A lot of our successes were based on good switching and tagging habits, good operator practices. We never blindly read a procedure and performed it. That would take someone’s mind off the consequences of their actions, the system, and being able to cope with the unpredictable. When we worked to maintain these habits, it became easier to focus on trouble that was unexpected. Our mentors constantly drilling us crafted us into mentors that drilled the next generation the same way. Problems that were random and unpredictable had successful outcomes with minimal errors in this knowledge based activity. If you must know, knowledge based errors are the highly more likely.
I have heard it said that humans are not perfect. Only one human was perfect, and stop trying to be like him. He was perfect so you don’t have to be. What they miss though is that He told us to emulate Him. We cannot be perfect. That is a true and correct statement, but in our quest for perfection we will find excellence. One final thing on this note; I wasn’t perfect, my partners and leads were not perfect, our field crews and substation crews were not perfect. If we were all chasing perfection and being excellent then together we did achieve perfection at long stretches of time. To use a phrase my training partner uses, we had checks and balances that caught errors before they happened. If my eyes are checking things like they own something and acting like someone is setting them up for an error, most of the time at least one of the many eyes caught it before it became an official and potentially fatal error. Mike, a substation operator who worked with us, caught a group of us from really screwing up. I was at the trigger when Mike, the lowly field guy (not so lowly to me/ higher in my estimation than me actually) asked me if I really wanted to close in a 345,000 volt breaker with station grounds still closed. I told Mike that I did not, and it would be a great idea to open the grounds before proceeding.
Each of us knew our component capabilities.
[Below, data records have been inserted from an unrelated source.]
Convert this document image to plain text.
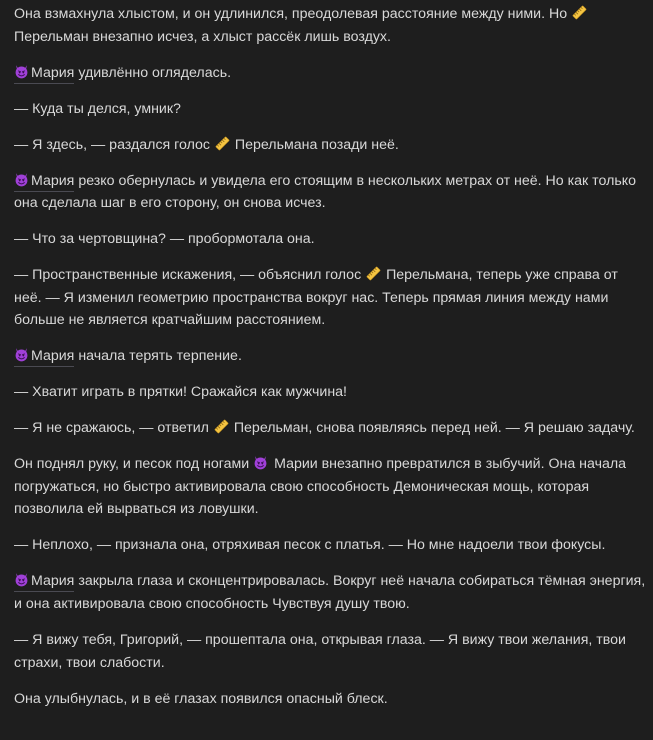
Она взмахнула хлыстом, и он удлинился, преодолевая расстояние между ними. Но  Перельман внезапно исчез, а хлыст рассёк лишь воздух.

Мария удивлённо огляделась.

— Куда ты делся, умник?

— Я здесь, — раздался голос  Перельмана позади неё.

Мария резко обернулась и увидела его стоящим в нескольких метрах от неё. Но как только она сделала шаг в его сторону, он снова исчез.

— Что за чертовщина? — пробормотала она.

— Пространственные искажения, — объяснил голос  Перельмана, теперь уже справа от неё. — Я изменил геометрию пространства вокруг нас. Теперь прямая линия между нами больше не является кратчайшим расстоянием.

Мария начала терять терпение.

— Хватит играть в прятки! Сражайся как мужчина!

— Я не сражаюсь, — ответил  Перельман, снова появляясь перед ней. — Я решаю задачу.

Он поднял руку, и песок под ногами  Марии внезапно превратился в зыбучий. Она начала погружаться, но быстро активировала свою способность Демоническая мощь, которая позволила ей вырваться из ловушки.

— Неплохо, — признала она, отряхивая песок с платья. — Но мне надоели твои фокусы.

Мария закрыла глаза и сконцентрировалась. Вокруг неё начала собираться тёмная энергия, и она активировала свою способность Чувствуя душу твою.

— Я вижу тебя, Григорий, — прошептала она, открывая глаза. — Я вижу твои желания, твои страхи, твои слабости.

Она улыбнулась, и в её глазах появился опасный блеск.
Each of us field and control room knew our relays. Each of us took ownership of the system individually and collectively. Each of us actually went out and toured our system from time to time, the hundreds of miles that it was. Each of us went through hours of storm trouble together. Each of us together could achieve perfection while apart we could not. To go back to Old School takes care of our part, asks questions when we don’t know, watches out for our team, and takes responsibility when they let the team down. We were free thinking individuals unified for common purpose, but questioned the hell out of each other when we perceived something was wrong or could be, not caring if we disagreed with a co-worker, supervisor, manager, or director. To sum it up, no one person can have Super Human performance, but together we can.
Will we ever migrate back to Old School? Barring some collapse and rebuilding of civilization, no we won’t. We can be such an ache in the posterior as to delay the inevitable though, maybe save a few lives in the meantime.